Yogya, KU
Penempatan posisi beberapa calon menteri Kabinet Indonesia Bersatu (KIB) berdasarkan akomodasi partai politik dinilai banyak kalangan tidak berdasarkan profesionalisme. Hal tersebut sengaja dilakukan Presiden Susilo Bambang Yudhoyono (SBY) untuk lebih dapat mengontrol kerja menteri agar tetap loyal dan memiliki karakter yang sama.
“Profesionalisme memang dikorbankan. Tak sesuai pos keahlian merupakan bentuk kebutuhan sekuritas yang dilakukan SBY agar bisa tetap mengontrol kinerja kabinet,” kata pengamat politik UGM, Dr. Abdul Gaffar Karim, di kampus UGM, Selasa (20/10). Dalam pandangan Gaffar, Presiden SBY tampaknya ingin membangun kekuatan politik yang sebesar-besarnya melalui para menterinya. Dengan begitu, di bawah kepemimpinannya, para menteri memiliki citra yang sama.
Sementara itu, tentang posisi PDI-P, Hanura, dan Gerindra, menurut hemat Gaffar sebaiknya tetap tidak ikut dalam gerbong pemerintahan.

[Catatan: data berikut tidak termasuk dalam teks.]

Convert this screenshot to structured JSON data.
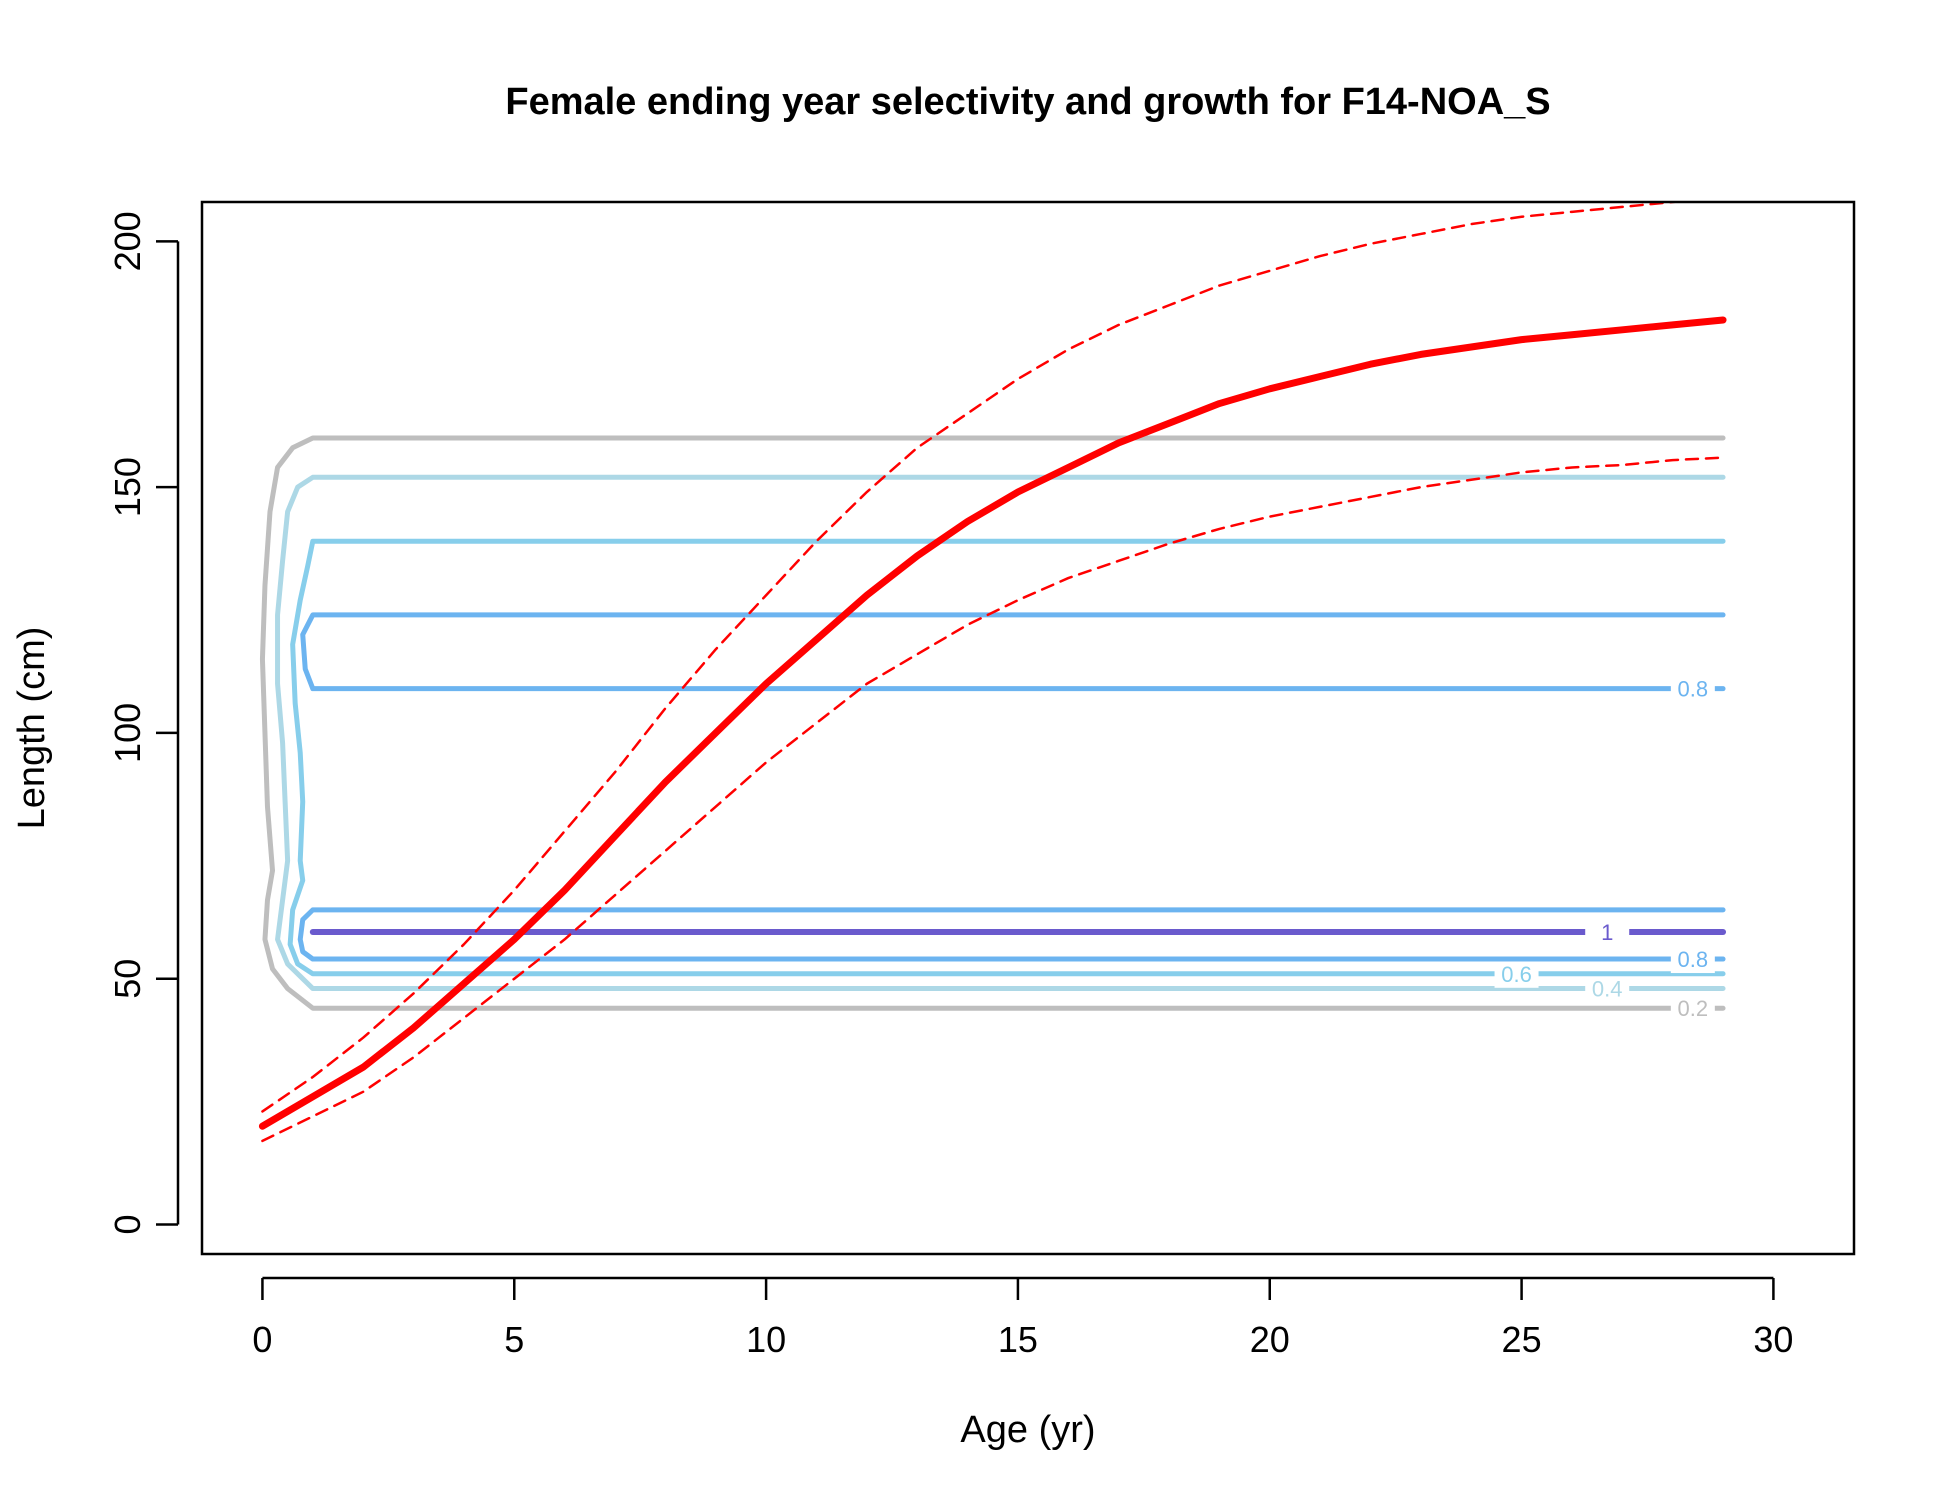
{
  "chart_data": {
    "type": "line",
    "title": "Female ending year selectivity and growth for F14-NOA_S",
    "xlabel": "Age (yr)",
    "ylabel": "Length (cm)",
    "xlim": [
      -1.2,
      31.6
    ],
    "ylim": [
      -6,
      208
    ],
    "x_ticks": [
      0,
      5,
      10,
      15,
      20,
      25,
      30
    ],
    "y_ticks": [
      0,
      50,
      100,
      150,
      200
    ],
    "grid": false,
    "legend": "none",
    "series": [
      {
        "role": "mean length at age",
        "color": "#ff0000",
        "style": "solid",
        "x": [
          0,
          1,
          2,
          3,
          4,
          5,
          6,
          7,
          8,
          9,
          10,
          11,
          12,
          13,
          14,
          15,
          16,
          17,
          18,
          19,
          20,
          21,
          22,
          23,
          24,
          25,
          26,
          27,
          28,
          29
        ],
        "y": [
          20,
          26,
          32,
          40,
          49,
          58,
          68,
          79,
          90,
          100,
          110,
          119,
          128,
          136,
          143,
          149,
          154,
          159,
          163,
          167,
          170,
          172.5,
          175,
          177,
          178.5,
          180,
          181,
          182,
          183,
          184
        ]
      },
      {
        "role": "upper interval",
        "color": "#ff0000",
        "style": "dashed",
        "x": [
          0,
          1,
          2,
          3,
          4,
          5,
          6,
          7,
          8,
          9,
          10,
          11,
          12,
          13,
          14,
          15,
          16,
          17,
          18,
          19,
          20,
          21,
          22,
          23,
          24,
          25,
          26,
          27,
          28,
          29
        ],
        "y": [
          23,
          30,
          38,
          47,
          57,
          68,
          80,
          92,
          105,
          117,
          128,
          139,
          149,
          158,
          165,
          172,
          178,
          183,
          187,
          191,
          194,
          197,
          199.5,
          201.5,
          203.5,
          205,
          206,
          207,
          208,
          209
        ]
      },
      {
        "role": "lower interval",
        "color": "#ff0000",
        "style": "dashed",
        "x": [
          0,
          1,
          2,
          3,
          4,
          5,
          6,
          7,
          8,
          9,
          10,
          11,
          12,
          13,
          14,
          15,
          16,
          17,
          18,
          19,
          20,
          21,
          22,
          23,
          24,
          25,
          26,
          27,
          28,
          29
        ],
        "y": [
          17,
          22,
          27,
          34,
          42,
          50,
          58,
          67,
          76,
          85,
          94,
          102,
          110,
          116,
          122,
          127,
          131.5,
          135,
          138.5,
          141.5,
          144,
          146,
          148,
          150,
          151.5,
          153,
          154,
          154.5,
          155.5,
          156
        ]
      }
    ],
    "contours": [
      {
        "level": 0.2,
        "color": "#bebebe",
        "upper": 160,
        "lower": 44,
        "label": "0.2",
        "label_x": 28.4,
        "label_y": 44,
        "left_edge": [
          [
            1,
            160
          ],
          [
            0.6,
            158
          ],
          [
            0.3,
            154
          ],
          [
            0.15,
            145
          ],
          [
            0.05,
            130
          ],
          [
            0,
            115
          ],
          [
            0.05,
            100
          ],
          [
            0.1,
            85
          ],
          [
            0.2,
            72
          ],
          [
            0.1,
            66
          ],
          [
            0.05,
            58
          ],
          [
            0.2,
            52
          ],
          [
            0.5,
            48
          ],
          [
            1,
            44
          ]
        ]
      },
      {
        "level": 0.4,
        "color": "#add8e6",
        "upper": 152,
        "lower": 48,
        "label": "0.4",
        "label_x": 26.7,
        "label_y": 48,
        "left_edge": [
          [
            1,
            152
          ],
          [
            0.7,
            150
          ],
          [
            0.5,
            145
          ],
          [
            0.4,
            135
          ],
          [
            0.3,
            124
          ],
          [
            0.3,
            110
          ],
          [
            0.4,
            98
          ],
          [
            0.45,
            86
          ],
          [
            0.5,
            74
          ],
          [
            0.4,
            66
          ],
          [
            0.3,
            58
          ],
          [
            0.5,
            53
          ],
          [
            1,
            48
          ]
        ]
      },
      {
        "level": 0.6,
        "color": "#87ceeb",
        "upper": 139,
        "lower": 51,
        "label": "0.6",
        "label_x": 24.9,
        "label_y": 51,
        "left_edge": [
          [
            1,
            139
          ],
          [
            0.9,
            134
          ],
          [
            0.75,
            127
          ],
          [
            0.6,
            118
          ],
          [
            0.65,
            106
          ],
          [
            0.75,
            96
          ],
          [
            0.8,
            86
          ],
          [
            0.75,
            74
          ],
          [
            0.8,
            70
          ],
          [
            0.6,
            64
          ],
          [
            0.55,
            57
          ],
          [
            0.7,
            53
          ],
          [
            1,
            51
          ]
        ]
      },
      {
        "level": 0.8,
        "color": "#6cb4f0",
        "upper": 124,
        "lower": 109,
        "label": "0.8",
        "label_x": 28.4,
        "label_y": 109,
        "left_edge": [
          [
            1,
            124
          ],
          [
            0.8,
            120
          ],
          [
            0.85,
            113
          ],
          [
            1,
            109
          ]
        ]
      },
      {
        "level": 0.8,
        "color": "#6cb4f0",
        "upper": 64,
        "lower": 54,
        "label": "0.8",
        "label_x": 28.4,
        "label_y": 54,
        "left_edge": [
          [
            1,
            64
          ],
          [
            0.8,
            62
          ],
          [
            0.75,
            58
          ],
          [
            0.8,
            55.5
          ],
          [
            1,
            54
          ]
        ]
      },
      {
        "level": 1,
        "color": "#6a5acd",
        "upper": 59.5,
        "lower": 59.5,
        "label": "1",
        "label_x": 26.7,
        "label_y": 59.5,
        "left_edge": []
      }
    ]
  }
}
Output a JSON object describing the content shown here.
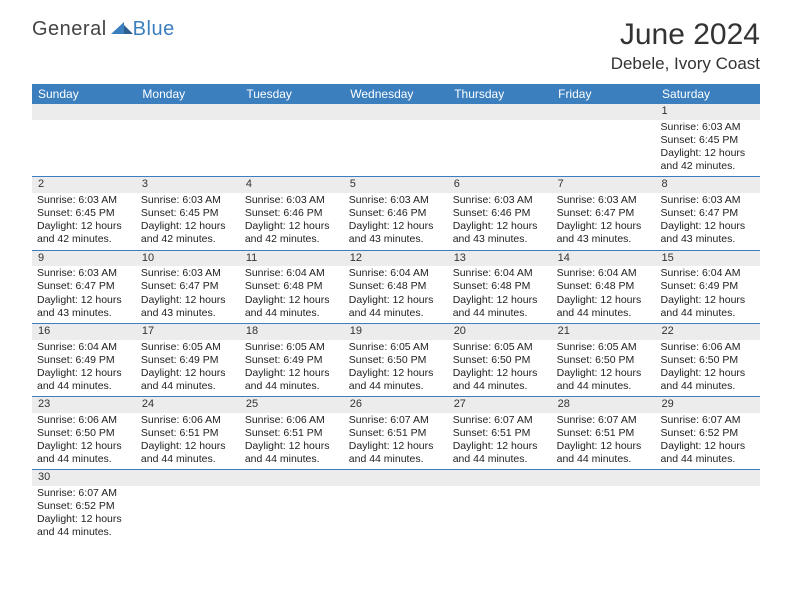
{
  "logo": {
    "general": "General",
    "blue": "Blue"
  },
  "title": "June 2024",
  "location": "Debele, Ivory Coast",
  "headers": [
    "Sunday",
    "Monday",
    "Tuesday",
    "Wednesday",
    "Thursday",
    "Friday",
    "Saturday"
  ],
  "colors": {
    "header_bg": "#3b7fbf",
    "header_text": "#ffffff",
    "daynum_bg": "#ececec",
    "row_divider": "#3b7fbf",
    "text": "#222222",
    "logo_blue": "#3b7fbf"
  },
  "fonts": {
    "title_size": 30,
    "location_size": 17,
    "header_size": 12,
    "daynum_size": 11,
    "cell_size": 10.5
  },
  "weeks": [
    [
      null,
      null,
      null,
      null,
      null,
      null,
      {
        "n": "1",
        "sr": "Sunrise: 6:03 AM",
        "ss": "Sunset: 6:45 PM",
        "dl1": "Daylight: 12 hours",
        "dl2": "and 42 minutes."
      }
    ],
    [
      {
        "n": "2",
        "sr": "Sunrise: 6:03 AM",
        "ss": "Sunset: 6:45 PM",
        "dl1": "Daylight: 12 hours",
        "dl2": "and 42 minutes."
      },
      {
        "n": "3",
        "sr": "Sunrise: 6:03 AM",
        "ss": "Sunset: 6:45 PM",
        "dl1": "Daylight: 12 hours",
        "dl2": "and 42 minutes."
      },
      {
        "n": "4",
        "sr": "Sunrise: 6:03 AM",
        "ss": "Sunset: 6:46 PM",
        "dl1": "Daylight: 12 hours",
        "dl2": "and 42 minutes."
      },
      {
        "n": "5",
        "sr": "Sunrise: 6:03 AM",
        "ss": "Sunset: 6:46 PM",
        "dl1": "Daylight: 12 hours",
        "dl2": "and 43 minutes."
      },
      {
        "n": "6",
        "sr": "Sunrise: 6:03 AM",
        "ss": "Sunset: 6:46 PM",
        "dl1": "Daylight: 12 hours",
        "dl2": "and 43 minutes."
      },
      {
        "n": "7",
        "sr": "Sunrise: 6:03 AM",
        "ss": "Sunset: 6:47 PM",
        "dl1": "Daylight: 12 hours",
        "dl2": "and 43 minutes."
      },
      {
        "n": "8",
        "sr": "Sunrise: 6:03 AM",
        "ss": "Sunset: 6:47 PM",
        "dl1": "Daylight: 12 hours",
        "dl2": "and 43 minutes."
      }
    ],
    [
      {
        "n": "9",
        "sr": "Sunrise: 6:03 AM",
        "ss": "Sunset: 6:47 PM",
        "dl1": "Daylight: 12 hours",
        "dl2": "and 43 minutes."
      },
      {
        "n": "10",
        "sr": "Sunrise: 6:03 AM",
        "ss": "Sunset: 6:47 PM",
        "dl1": "Daylight: 12 hours",
        "dl2": "and 43 minutes."
      },
      {
        "n": "11",
        "sr": "Sunrise: 6:04 AM",
        "ss": "Sunset: 6:48 PM",
        "dl1": "Daylight: 12 hours",
        "dl2": "and 44 minutes."
      },
      {
        "n": "12",
        "sr": "Sunrise: 6:04 AM",
        "ss": "Sunset: 6:48 PM",
        "dl1": "Daylight: 12 hours",
        "dl2": "and 44 minutes."
      },
      {
        "n": "13",
        "sr": "Sunrise: 6:04 AM",
        "ss": "Sunset: 6:48 PM",
        "dl1": "Daylight: 12 hours",
        "dl2": "and 44 minutes."
      },
      {
        "n": "14",
        "sr": "Sunrise: 6:04 AM",
        "ss": "Sunset: 6:48 PM",
        "dl1": "Daylight: 12 hours",
        "dl2": "and 44 minutes."
      },
      {
        "n": "15",
        "sr": "Sunrise: 6:04 AM",
        "ss": "Sunset: 6:49 PM",
        "dl1": "Daylight: 12 hours",
        "dl2": "and 44 minutes."
      }
    ],
    [
      {
        "n": "16",
        "sr": "Sunrise: 6:04 AM",
        "ss": "Sunset: 6:49 PM",
        "dl1": "Daylight: 12 hours",
        "dl2": "and 44 minutes."
      },
      {
        "n": "17",
        "sr": "Sunrise: 6:05 AM",
        "ss": "Sunset: 6:49 PM",
        "dl1": "Daylight: 12 hours",
        "dl2": "and 44 minutes."
      },
      {
        "n": "18",
        "sr": "Sunrise: 6:05 AM",
        "ss": "Sunset: 6:49 PM",
        "dl1": "Daylight: 12 hours",
        "dl2": "and 44 minutes."
      },
      {
        "n": "19",
        "sr": "Sunrise: 6:05 AM",
        "ss": "Sunset: 6:50 PM",
        "dl1": "Daylight: 12 hours",
        "dl2": "and 44 minutes."
      },
      {
        "n": "20",
        "sr": "Sunrise: 6:05 AM",
        "ss": "Sunset: 6:50 PM",
        "dl1": "Daylight: 12 hours",
        "dl2": "and 44 minutes."
      },
      {
        "n": "21",
        "sr": "Sunrise: 6:05 AM",
        "ss": "Sunset: 6:50 PM",
        "dl1": "Daylight: 12 hours",
        "dl2": "and 44 minutes."
      },
      {
        "n": "22",
        "sr": "Sunrise: 6:06 AM",
        "ss": "Sunset: 6:50 PM",
        "dl1": "Daylight: 12 hours",
        "dl2": "and 44 minutes."
      }
    ],
    [
      {
        "n": "23",
        "sr": "Sunrise: 6:06 AM",
        "ss": "Sunset: 6:50 PM",
        "dl1": "Daylight: 12 hours",
        "dl2": "and 44 minutes."
      },
      {
        "n": "24",
        "sr": "Sunrise: 6:06 AM",
        "ss": "Sunset: 6:51 PM",
        "dl1": "Daylight: 12 hours",
        "dl2": "and 44 minutes."
      },
      {
        "n": "25",
        "sr": "Sunrise: 6:06 AM",
        "ss": "Sunset: 6:51 PM",
        "dl1": "Daylight: 12 hours",
        "dl2": "and 44 minutes."
      },
      {
        "n": "26",
        "sr": "Sunrise: 6:07 AM",
        "ss": "Sunset: 6:51 PM",
        "dl1": "Daylight: 12 hours",
        "dl2": "and 44 minutes."
      },
      {
        "n": "27",
        "sr": "Sunrise: 6:07 AM",
        "ss": "Sunset: 6:51 PM",
        "dl1": "Daylight: 12 hours",
        "dl2": "and 44 minutes."
      },
      {
        "n": "28",
        "sr": "Sunrise: 6:07 AM",
        "ss": "Sunset: 6:51 PM",
        "dl1": "Daylight: 12 hours",
        "dl2": "and 44 minutes."
      },
      {
        "n": "29",
        "sr": "Sunrise: 6:07 AM",
        "ss": "Sunset: 6:52 PM",
        "dl1": "Daylight: 12 hours",
        "dl2": "and 44 minutes."
      }
    ],
    [
      {
        "n": "30",
        "sr": "Sunrise: 6:07 AM",
        "ss": "Sunset: 6:52 PM",
        "dl1": "Daylight: 12 hours",
        "dl2": "and 44 minutes."
      },
      null,
      null,
      null,
      null,
      null,
      null
    ]
  ]
}
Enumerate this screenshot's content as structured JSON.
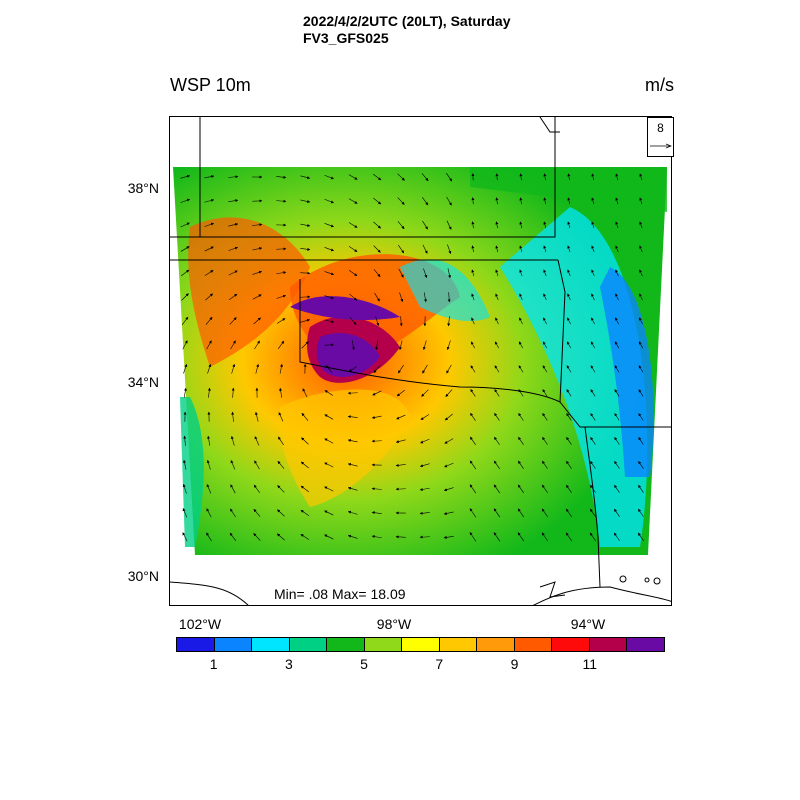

Hal tersebut patut dilakukan untuk mengontrol kerja pemerintah melalui DPR sehingga ada keseimbangan dengan eksekutif. “Sayangnya kan di DPR tak sepaham selama ini. Ada yang oposisi, tapi ada yang tetap mendukung pemerintah,” ujarnya.
Pendapat senada juga disampaikan oleh Direktur Institute for Research and Empowerment (IRE) Yogyakarta, Arie Sudjito,S.Sos., M.Si. Menurutnya, komposisi kabinet sekarang ini dinilai belum memenuhi kapasitas. Oleh karena itu, sulit juga memberikan optimisme kepada publik. “Mengenai jargon SBY-Boediono, saya optimis, tapi dari sumber daya di kabinet, saya justru pesimis,” imbuh Arie.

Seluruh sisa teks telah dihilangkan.